Thursday, November 21, 2019

Talking Points



This is a key talking point; I heard Jonathan Turley using a variation of it this morning on NPR:

Co-host Brian Kilmeade started off by claiming that the president was vindicated because he told European Union ambassador Gordon Sondland that he wasn’t seeking a quid pro quo from Ukraine.

Napolitano then went on explain how House Democrats will be able to infer that Sondland’s testimony implicating Secretary of State Mike Pompeo and chief of staff Mick Mulvaney are accurate if they refuse to testify — and then add that refusal to another article of impeachment for obstructing Congress.
The talking point is that, without an express statement "I'm bribing you," or "This is the quid pro quo," the elements of the crime are unproven.  (Which, no coincidentally, is never a defense allowed of poor people of color in the criminal dock.  This is an exclusively white-collar white defendant defense.  But I digress....).  Except, as Judge Napolitano points out here, there is an allowed inference that witnesses who refuse to testify do so because they are obstructing justice and their silence can be held against them.  Ironically, if Mulvaney and Pompeo and others testified but plead the 5th, their plea could not be inferred against them to decide they had something to hide.

“One would expect the president in September, after the whistleblower’s allegations came out, after the president was accused of a quid pro quo, to say ‘no quid pro quo,'” he explained. “It’s clear… that there was an understanding that the president wanted some things.”

This is how a prosecutor constructs a valid inference.  No one in a criminal conspiracy ever calls it a conspiracy, or marches into a bank and shouts "This is a robbery!" (despite the movies), and then defends themselves by saying they never said "This is a robbery!"  You can try, but the law does not require proof you said you were a bank robber; it only requires the act, from which the inference of intent can be validly drawn.

Napolitano also pointed to new evidence indicating that Ukrainian officials began asking questions about why their aid was being held up on the exact same day that Trump had his infamous phone call with Ukrainian President Volodymyr Zelensky.

“That’s an entirely different narrative than the one the president’s people have been giving us the past two months,” he said.

And it shifts as facts come out.  Indeed, I've seen a headline of an e-mail newly revealed, indicating Ukrainian officials were aware of the hold on the funding as early as July 25th.  And one of the most important facts from Sondland's testimony, a fact not in dispute, is that Trump wasn't interested in an investigation of Biden by Ukraine.  Trump only wanted a public statement from the President of Ukraine (and no other) that an investigation was being undertaken.  Trump wanted a video clip for a campaign ad, in other words.  He didn't go through regular channels of the FBI and the DOJ and the treaty between our countries that would legally and properly open an investigation into corruption that he now ways he was seeking.  He didn't give a wet snap for the investigation; he wanted the sound bite.  Jonathan Turley this morning tried to argue we cannot set a precedent of impeaching a President (actually he went nuclear, and said we can't convict and remove a President) for setting foreign policy.

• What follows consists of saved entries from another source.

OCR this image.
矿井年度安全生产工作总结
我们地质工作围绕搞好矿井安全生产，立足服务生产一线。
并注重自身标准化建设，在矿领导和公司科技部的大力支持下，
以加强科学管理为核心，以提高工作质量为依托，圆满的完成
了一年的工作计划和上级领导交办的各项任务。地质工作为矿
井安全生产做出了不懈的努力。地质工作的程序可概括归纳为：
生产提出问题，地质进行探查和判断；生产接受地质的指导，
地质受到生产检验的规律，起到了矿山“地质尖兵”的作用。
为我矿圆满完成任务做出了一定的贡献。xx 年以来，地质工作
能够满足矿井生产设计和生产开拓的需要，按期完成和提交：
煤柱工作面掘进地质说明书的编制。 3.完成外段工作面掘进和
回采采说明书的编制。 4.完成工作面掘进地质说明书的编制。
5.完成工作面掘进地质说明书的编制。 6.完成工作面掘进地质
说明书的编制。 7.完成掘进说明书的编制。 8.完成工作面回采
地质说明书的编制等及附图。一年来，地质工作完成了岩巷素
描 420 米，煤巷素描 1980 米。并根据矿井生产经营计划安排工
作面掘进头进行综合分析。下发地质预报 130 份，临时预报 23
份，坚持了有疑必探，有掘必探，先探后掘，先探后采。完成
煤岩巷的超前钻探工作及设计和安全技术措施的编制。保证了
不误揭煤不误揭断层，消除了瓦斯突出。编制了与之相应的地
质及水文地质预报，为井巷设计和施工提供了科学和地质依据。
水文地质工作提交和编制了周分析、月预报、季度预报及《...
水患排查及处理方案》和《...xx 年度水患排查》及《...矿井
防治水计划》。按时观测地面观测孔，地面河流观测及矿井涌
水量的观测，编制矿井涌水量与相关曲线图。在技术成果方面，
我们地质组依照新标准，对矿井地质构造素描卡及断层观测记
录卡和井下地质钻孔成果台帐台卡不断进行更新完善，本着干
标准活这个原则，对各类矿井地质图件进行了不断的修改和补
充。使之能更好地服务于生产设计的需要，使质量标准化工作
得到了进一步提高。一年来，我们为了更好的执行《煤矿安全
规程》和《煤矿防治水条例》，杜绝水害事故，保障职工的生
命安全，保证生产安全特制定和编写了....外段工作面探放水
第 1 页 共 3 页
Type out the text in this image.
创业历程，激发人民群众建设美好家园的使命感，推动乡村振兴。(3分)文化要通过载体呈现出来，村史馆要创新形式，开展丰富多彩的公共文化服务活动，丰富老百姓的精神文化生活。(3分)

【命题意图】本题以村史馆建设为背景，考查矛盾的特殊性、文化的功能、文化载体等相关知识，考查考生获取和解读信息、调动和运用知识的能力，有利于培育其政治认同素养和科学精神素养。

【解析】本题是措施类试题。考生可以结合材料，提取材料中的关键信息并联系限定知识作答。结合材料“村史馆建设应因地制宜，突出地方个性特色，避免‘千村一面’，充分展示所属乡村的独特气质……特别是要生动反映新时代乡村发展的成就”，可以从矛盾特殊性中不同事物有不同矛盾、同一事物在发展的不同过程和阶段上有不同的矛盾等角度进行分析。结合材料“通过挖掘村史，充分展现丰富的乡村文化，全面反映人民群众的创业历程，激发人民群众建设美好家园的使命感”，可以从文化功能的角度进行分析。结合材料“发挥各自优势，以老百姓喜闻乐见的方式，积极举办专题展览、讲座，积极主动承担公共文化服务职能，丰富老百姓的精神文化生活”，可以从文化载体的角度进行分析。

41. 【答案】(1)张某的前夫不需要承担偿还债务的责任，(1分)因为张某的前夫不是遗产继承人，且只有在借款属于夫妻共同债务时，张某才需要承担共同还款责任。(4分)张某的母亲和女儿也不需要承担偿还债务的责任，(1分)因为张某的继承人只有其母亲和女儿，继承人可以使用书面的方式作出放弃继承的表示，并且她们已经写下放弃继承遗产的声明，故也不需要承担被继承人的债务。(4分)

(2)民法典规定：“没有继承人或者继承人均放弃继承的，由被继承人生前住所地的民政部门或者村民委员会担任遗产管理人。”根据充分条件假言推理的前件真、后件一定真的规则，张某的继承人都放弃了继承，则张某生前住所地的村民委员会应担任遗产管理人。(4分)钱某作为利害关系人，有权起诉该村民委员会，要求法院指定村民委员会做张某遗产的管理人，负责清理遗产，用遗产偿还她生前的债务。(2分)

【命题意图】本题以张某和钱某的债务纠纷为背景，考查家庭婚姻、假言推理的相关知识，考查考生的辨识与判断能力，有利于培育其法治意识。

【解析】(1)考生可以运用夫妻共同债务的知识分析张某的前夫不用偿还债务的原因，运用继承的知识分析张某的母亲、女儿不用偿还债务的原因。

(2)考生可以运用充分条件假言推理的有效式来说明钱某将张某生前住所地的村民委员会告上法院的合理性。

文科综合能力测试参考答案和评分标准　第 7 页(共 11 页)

But Trump wasn't trying to set foreign policy.  As Sondland, per Holmes, another witness, said to Holmes:  Trump doesn't give a shit about Ukraine.  All he cares about is dirt he can create to throw at Biden.  That's not U.S. foreign policy.  That's political conspiracy mongering.  But it's using the office and authority of the Presidency to get it.

And if that's not impeachable, then the President is indeed above the law; and beyond it, too.